The symmetrical quasi-classical dynamics method based on the Meyer-Miller mapping Hamiltonian (MM-SQC) shows the great potential in the treatment of the nonadiabatic dynamics of complex systems. We performed the comprehensive benchmark calculations to evaluate the performance of the MM-SQC method in various site-exciton models with respect to the accurate results of quantum dynamics method multilayer multiconfigurational time-dependent Hartree (ML-MCTDH). The parameters of the site-exciton models are chosen to represent a few of prototypes used in the description of photoinduced excitonic dynamics processes in photoharvesting systems and organic solar cells, which include the rather board situations with the fast or slow bath and different system-bath couplings.

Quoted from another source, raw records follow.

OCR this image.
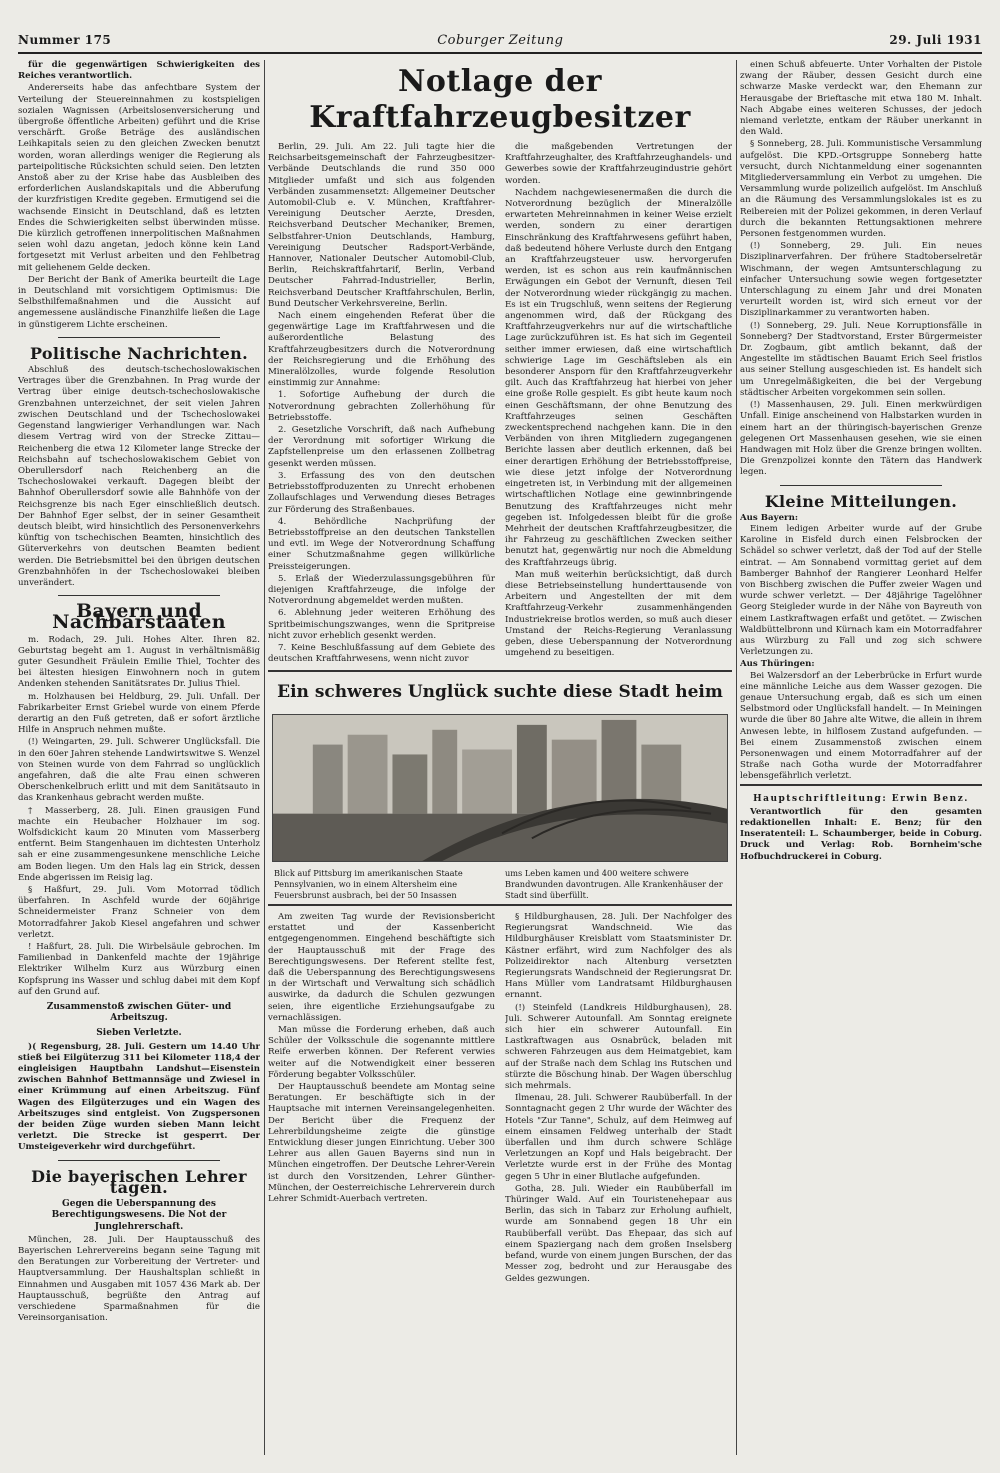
Nummer 175	Coburger Zeitung	29. Juli 1931

für die gegenwärtigen Schwierigkeiten des Reiches verantwortlich.

Andererseits habe das anfechtbare System der Verteilung der Steuereinnahmen zu kostspieligen sozialen Wagnissen (Arbeitslosenversicherung und übergroße öffentliche Arbeiten) geführt und die Krise verschärft. Große Beträge des ausländischen Leihkapitals seien zu den gleichen Zwecken benutzt worden, woran allerdings weniger die Regierung als parteipolitische Rücksichten schuld seien. Den letzten Anstoß aber zu der Krise habe das Ausbleiben des erforderlichen Auslandskapitals und die Abberufung der kurzfristigen Kredite gegeben. Ermutigend sei die wachsende Einsicht in Deutschland, daß es letzten Endes die Schwierigkeiten selbst überwinden müsse. Die kürzlich getroffenen innerpolitischen Maßnahmen seien wohl dazu angetan, jedoch könne kein Land fortgesetzt mit Verlust arbeiten und den Fehlbetrag mit geliehenem Gelde decken.

Der Bericht der Bank of Amerika beurteilt die Lage in Deutschland mit vorsichtigem Optimismus: Die Selbsthilfemaßnahmen und die Aussicht auf angemessene ausländische Finanzhilfe ließen die Lage in günstigerem Lichte erscheinen.

Politische Nachrichten.

Abschluß des deutsch-tschechoslowakischen Vertrages über die Grenzbahnen. In Prag wurde der Vertrag über einige deutsch-tschechoslowakische Grenzbahnen unterzeichnet, der seit vielen Jahren zwischen Deutschland und der Tschechoslowakei Gegenstand langwieriger Verhandlungen war. Nach diesem Vertrag wird von der Strecke Zittau—Reichenberg die etwa 12 Kilometer lange Strecke der Reichsbahn auf tschechoslowakischem Gebiet von Oberullersdorf nach Reichenberg an die Tschechoslowakei verkauft. Dagegen bleibt der Bahnhof Oberullersdorf sowie alle Bahnhöfe von der Reichsgrenze bis nach Eger einschließlich deutsch. Der Bahnhof Eger selbst, der in seiner Gesamtheit deutsch bleibt, wird hinsichtlich des Personenverkehrs künftig von tschechischen Beamten, hinsichtlich des Güterverkehrs von deutschen Beamten bedient werden. Die Betriebsmittel bei den übrigen deutschen Grenzbahnhöfen in der Tschechoslowakei bleiben unverändert.

Bayern und Nachbarstaaten

m. Rodach, 29. Juli. Hohes Alter. Ihren 82. Geburtstag begeht am 1. August in verhältnismäßig guter Gesundheit Fräulein Emilie Thiel, Tochter des bei ältesten hiesigen Einwohnern noch in gutem Andenken stehenden Sanitätsrates Dr. Julius Thiel.

m. Holzhausen bei Heldburg, 29. Juli. Unfall. Der Fabrikarbeiter Ernst Griebel wurde von einem Pferde derartig an den Fuß getreten, daß er sofort ärztliche Hilfe in Anspruch nehmen mußte.

(!) Weingarten, 29. Juli. Schwerer Unglücksfall. Die in den 60er Jahren stehende Landwirtswitwe S. Wenzel von Steinen wurde von dem Fahrrad so unglücklich angefahren, daß die alte Frau einen schweren Oberschenkelbruch erlitt und mit dem Sanitätsauto in das Krankenhaus gebracht werden mußte.

† Masserberg, 28. Juli. Einen grausigen Fund machte ein Heubacher Holzhauer im sog. Wolfsdickicht kaum 20 Minuten vom Masserberg entfernt. Beim Stangenhauen im dichtesten Unterholz sah er eine zusammengesunkene menschliche Leiche am Boden liegen. Um den Hals lag ein Strick, dessen Ende abgerissen im Reisig lag.

§ Haßfurt, 29. Juli. Vom Motorrad tödlich überfahren. In Aschfeld wurde der 60jährige Schneidermeister Franz Schneier von dem Motorradfahrer Jakob Kiesel angefahren und schwer verletzt.

! Haßfurt, 28. Juli. Die Wirbelsäule gebrochen. Im Familienbad in Dankenfeld machte der 19jährige Elektriker Wilhelm Kurz aus Würzburg einen Kopfsprung ins Wasser und schlug dabei mit dem Kopf auf den Grund auf.

Zusammenstoß zwischen Güter- und Arbeitszug.
Sieben Verletzte.

)( Regensburg, 28. Juli. Gestern um 14.40 Uhr stieß bei Eilgüterzug 311 bei Kilometer 118,4 der eingleisigen Hauptbahn Landshut—Eisenstein zwischen Bahnhof Bettmannsäge und Zwiesel in einer Krümmung auf einen Arbeitszug. Fünf Wagen des Eilgüterzuges und ein Wagen des Arbeitszuges sind entgleist. Von Zugspersonen der beiden Züge wurden sieben Mann leicht verletzt. Die Strecke ist gesperrt. Der Umsteigeverkehr wird durchgeführt.

Die bayerischen Lehrer tagen.
Gegen die Ueberspannung des Berechtigungswesens. Die Not der Junglehrerschaft.

München, 28. Juli. Der Hauptausschuß des Bayerischen Lehrervereins begann seine Tagung mit den Beratungen zur Vorbereitung der Vertreter- und Hauptversammlung. Der Haushaltsplan schließt in Einnahmen und Ausgaben mit 1057 436 Mark ab. Der Hauptausschuß, begrüßte den Antrag auf verschiedene Sparmaßnahmen für die Vereinsorganisation.

Notlage der Kraftfahrzeugbesitzer

Berlin, 29. Juli. Am 22. Juli tagte hier die Reichsarbeitsgemeinschaft der Fahrzeugbesitzer-Verbände Deutschlands die rund 350 000 Mitglieder umfaßt und sich aus folgenden Verbänden zusammensetzt: Allgemeiner Deutscher Automobil-Club e. V. München, Kraftfahrer-Vereinigung Deutscher Aerzte, Dresden, Reichsverband Deutscher Mechaniker, Bremen, Selbstfahrer-Union Deutschlands, Hamburg, Vereinigung Deutscher Radsport-Verbände, Hannover, Nationaler Deutscher Automobil-Club, Berlin, Reichskraftfahrtarif, Berlin, Verband Deutscher Fahrrad-Industrieller, Berlin, Reichsverband Deutscher Kraftfahrschulen, Berlin, Bund Deutscher Verkehrsvereine, Berlin.

Nach einem eingehenden Referat über die gegenwärtige Lage im Kraftfahrwesen und die außerordentliche Belastung des Kraftfahrzeugbesitzers durch die Notverordnung der Reichsregierung und die Erhöhung des Mineralölzolles, wurde folgende Resolution einstimmig zur Annahme:

1. Sofortige Aufhebung der durch die Notverordnung gebrachten Zollerhöhung für Betriebsstoffe.

2. Gesetzliche Vorschrift, daß nach Aufhebung der Verordnung mit sofortiger Wirkung die Zapfstellenpreise um den erlassenen Zollbetrag gesenkt werden müssen.

3. Erfassung des von den deutschen Betriebsstoffproduzenten zu Unrecht erhobenen Zollaufschlages und Verwendung dieses Betrages zur Förderung des Straßenbaues.

4. Behördliche Nachprüfung der Betriebsstoffpreise an den deutschen Tankstellen und evtl. im Wege der Notverordnung Schaffung einer Schutzmaßnahme gegen willkürliche Preissteigerungen.

5. Erlaß der Wiederzulassungsgebühren für diejenigen Kraftfahrzeuge, die infolge der Notverordnung abgemeldet werden mußten.

6. Ablehnung jeder weiteren Erhöhung des Spritbeimischungszwanges, wenn die Spritpreise nicht zuvor erheblich gesenkt werden.

7. Keine Beschlußfassung auf dem Gebiete des deutschen Kraftfahrwesens, wenn nicht zuvor

die maßgebenden Vertretungen der Kraftfahrzeughalter, des Kraftfahrzeughandels- und Gewerbes sowie der Kraftfahrzeugindustrie gehört worden.

Nachdem nachgewiesenermaßen die durch die Notverordnung bezüglich der Mineralzölle erwarteten Mehreinnahmen in keiner Weise erzielt werden, sondern zu einer derartigen Einschränkung des Kraftfahrwesens geführt haben, daß bedeutend höhere Verluste durch den Entgang an Kraftfahrzeugsteuer usw. hervorgerufen werden, ist es schon aus rein kaufmännischen Erwägungen ein Gebot der Vernunft, diesen Teil der Notverordnung wieder rückgängig zu machen. Es ist ein Trugschluß, wenn seitens der Regierung angenommen wird, daß der Rückgang des Kraftfahrzeugverkehrs nur auf die wirtschaftliche Lage zurückzuführen ist. Es hat sich im Gegenteil seither immer erwiesen, daß eine wirtschaftlich schwierige Lage im Geschäftsleben als ein besonderer Ansporn für den Kraftfahrzeugverkehr gilt. Auch das Kraftfahrzeug hat hierbei von jeher eine große Rolle gespielt. Es gibt heute kaum noch einen Geschäftsmann, der ohne Benutzung des Kraftfahrzeuges seinen Geschäften zweckentsprechend nachgehen kann. Die in den Verbänden von ihren Mitgliedern zugegangenen Berichte lassen aber deutlich erkennen, daß bei einer derartigen Erhöhung der Betriebsstoffpreise, wie diese jetzt infolge der Notverordnung eingetreten ist, in Verbindung mit der allgemeinen wirtschaftlichen Notlage eine gewinnbringende Benutzung des Kraftfahrzeuges nicht mehr gegeben ist. Infolgedessen bleibt für die große Mehrheit der deutschen Kraftfahrzeugbesitzer, die ihr Fahrzeug zu geschäftlichen Zwecken seither benutzt hat, gegenwärtig nur noch die Abmeldung des Kraftfahrzeugs übrig.

Man muß weiterhin berücksichtigt, daß durch diese Betriebseinstellung hunderttausende von Arbeitern und Angestellten der mit dem Kraftfahrzeug-Verkehr zusammenhängenden Industriekreise brotlos werden, so muß auch dieser Umstand der Reichs-Regierung Veranlassung geben, diese Ueberspannung der Notverordnung umgehend zu beseitigen.

Ein schweres Unglück suchte diese Stadt heim
Blick auf Pittsburg im amerikanischen Staate Pennsylvanien, wo in einem Altersheim eine Feuersbrunst ausbrach, bei der 50 Insassen
ums Leben kamen und 400 weitere schwere Brandwunden davontrugen. Alle Krankenhäuser der Stadt sind überfüllt.

Am zweiten Tag wurde der Revisionsbericht erstattet und der Kassenbericht entgegengenommen. Eingehend beschäftigte sich der Hauptausschuß mit der Frage des Berechtigungswesens. Der Referent stellte fest, daß die Ueberspannung des Berechtigungswesens in der Wirtschaft und Verwaltung sich schädlich auswirke, da dadurch die Schulen gezwungen seien, ihre eigentliche Erziehungsaufgabe zu vernachlässigen.

Man müsse die Forderung erheben, daß auch Schüler der Volksschule die sogenannte mittlere Reife erwerben können. Der Referent verwies weiter auf die Notwendigkeit einer besseren Förderung begabter Volksschüler.

Der Hauptausschuß beendete am Montag seine Beratungen. Er beschäftigte sich in der Hauptsache mit internen Vereinsangelegenheiten. Der Bericht über die Frequenz der Lehrerbildungsheime zeigte die günstige Entwicklung dieser jungen Einrichtung. Ueber 300 Lehrer aus allen Gauen Bayerns sind nun in München eingetroffen. Der Deutsche Lehrer-Verein ist durch den Vorsitzenden, Lehrer Günther-München, der Oesterreichische Lehrerverein durch Lehrer Schmidt-Auerbach vertreten.

§ Hildburghausen, 28. Juli. Der Nachfolger des Regierungsrat Wandschneid. Wie das Hildburghäuser Kreisblatt vom Staatsminister Dr. Kästner erfährt, wird zum Nachfolger des als Polizeidirektor nach Altenburg versetzten Regierungsrats Wandschneid der Regierungsrat Dr. Hans Müller vom Landratsamt Hildburghausen ernannt.

(!) Steinfeld (Landkreis Hildburghausen), 28. Juli. Schwerer Autounfall. Am Sonntag ereignete sich hier ein schwerer Autounfall. Ein Lastkraftwagen aus Osnabrück, beladen mit schweren Fahrzeugen aus dem Heimatgebiet, kam auf der Straße nach dem Schlag ins Rutschen und stürzte die Böschung hinab. Der Wagen überschlug sich mehrmals.

Ilmenau, 28. Juli. Schwerer Raubüberfall. In der Sonntagnacht gegen 2 Uhr wurde der Wächter des Hotels "Zur Tanne", Schulz, auf dem Heimweg auf einem einsamen Feldweg unterhalb der Stadt überfallen und ihm durch schwere Schläge Verletzungen an Kopf und Hals beigebracht. Der Verletzte wurde erst in der Frühe des Montag gegen 5 Uhr in einer Blutlache aufgefunden.

Gotha, 28. Juli. Wieder ein Raubüberfall im Thüringer Wald. Auf ein Touristenehepaar aus Berlin, das sich in Tabarz zur Erholung aufhielt, wurde am Sonnabend gegen 18 Uhr ein Raubüberfall verübt. Das Ehepaar, das sich auf einem Spaziergang nach dem großen Inselsberg befand, wurde von einem jungen Burschen, der das Messer zog, bedroht und zur Herausgabe des Geldes gezwungen.

einen Schuß abfeuerte. Unter Vorhalten der Pistole zwang der Räuber, dessen Gesicht durch eine schwarze Maske verdeckt war, den Ehemann zur Herausgabe der Brieftasche mit etwa 180 M. Inhalt. Nach Abgabe eines weiteren Schusses, der jedoch niemand verletzte, entkam der Räuber unerkannt in den Wald.

§ Sonneberg, 28. Juli. Kommunistische Versammlung aufgelöst. Die KPD.-Ortsgruppe Sonneberg hatte versucht, durch Nichtanmeldung einer sogenannten Mitgliederversammlung ein Verbot zu umgehen. Die Versammlung wurde polizeilich aufgelöst. Im Anschluß an die Räumung des Versammlungslokales ist es zu Reibereien mit der Polizei gekommen, in deren Verlauf durch die bekannten Rettungsaktionen mehrere Personen festgenommen wurden.

(!) Sonneberg, 29. Juli. Ein neues Disziplinarverfahren. Der frühere Stadtoberselretär Wischmann, der wegen Amtsunterschlagung zu einfacher Untersuchung sowie wegen fortgesetzter Unterschlagung zu einem Jahr und drei Monaten verurteilt worden ist, wird sich erneut vor der Disziplinarkammer zu verantworten haben.

(!) Sonneberg, 29. Juli. Neue Korruptionsfälle in Sonneberg? Der Stadtvorstand, Erster Bürgermeister Dr. Zogbaum, gibt amtlich bekannt, daß der Angestellte im städtischen Bauamt Erich Seel fristlos aus seiner Stellung ausgeschieden ist. Es handelt sich um Unregelmäßigkeiten, die bei der Vergebung städtischer Arbeiten vorgekommen sein sollen.

(!) Massenhausen, 29. Juli. Einen merkwürdigen Unfall. Einige anscheinend von Halbstarken wurden in einem hart an der thüringisch-bayerischen Grenze gelegenen Ort Massenhausen gesehen, wie sie einen Handwagen mit Holz über die Grenze bringen wollten. Die Grenzpolizei konnte den Tätern das Handwerk legen.

Kleine Mitteilungen.
Aus Bayern:

Einem ledigen Arbeiter wurde auf der Grube Karoline in Eisfeld durch einen Felsbrocken der Schädel so schwer verletzt, daß der Tod auf der Stelle eintrat. — Am Sonnabend vormittag geriet auf dem Bamberger Bahnhof der Rangierer Leonhard Helfer von Bischberg zwischen die Puffer zweier Wagen und wurde schwer verletzt. — Der 48jährige Tagelöhner Georg Steigleder wurde in der Nähe von Bayreuth von einem Lastkraftwagen erfaßt und getötet. — Zwischen Waldbüttelbronn und Kürnach kam ein Motorradfahrer aus Würzburg zu Fall und zog sich schwere Verletzungen zu.

Aus Thüringen:

Bei Walzersdorf an der Leberbrücke in Erfurt wurde eine männliche Leiche aus dem Wasser gezogen. Die genaue Untersuchung ergab, daß es sich um einen Selbstmord oder Unglücksfall handelt. — In Meiningen wurde die über 80 Jahre alte Witwe, die allein in ihrem Anwesen lebte, in hilflosem Zustand aufgefunden. — Bei einem Zusammenstoß zwischen einem Personenwagen und einem Motorradfahrer auf der Straße nach Gotha wurde der Motorradfahrer lebensgefährlich verletzt.

Hauptschriftleitung: Erwin Benz.

Verantwortlich für den gesamten redaktionellen Inhalt: E. Benz; für den Inseratenteil: L. Schaumberger, beide in Coburg. Druck und Verlag: Rob. Bornheim'sche Hofbuchdruckerei in Coburg.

When the characteristic frequency of the bath is low, the MM-SQC method performs extremely well, and it gives almost the identical results to those of ML-MCTDH. When the fast bath is considered, the deviations exist between the MM-SQC and ML-MCTDH results if the high-frequency bath modes are improperly treated by the classical manner. When the so-called adiabatic renormalization was employed to construct the reduced Hamiltonian by freezing high-frequency modes, the MM-SQC dynamics can give the results comparable to the ML-MCTDH ones. Thus, the MM-SQC method itself provide reasonable results in all test site-exciton models, while the proper treatments of the bath modes must be employed. The possible dependence of the MM-SQC dynamics on the different initial sampling methods for the nuclear degrees of freedom is also discussed.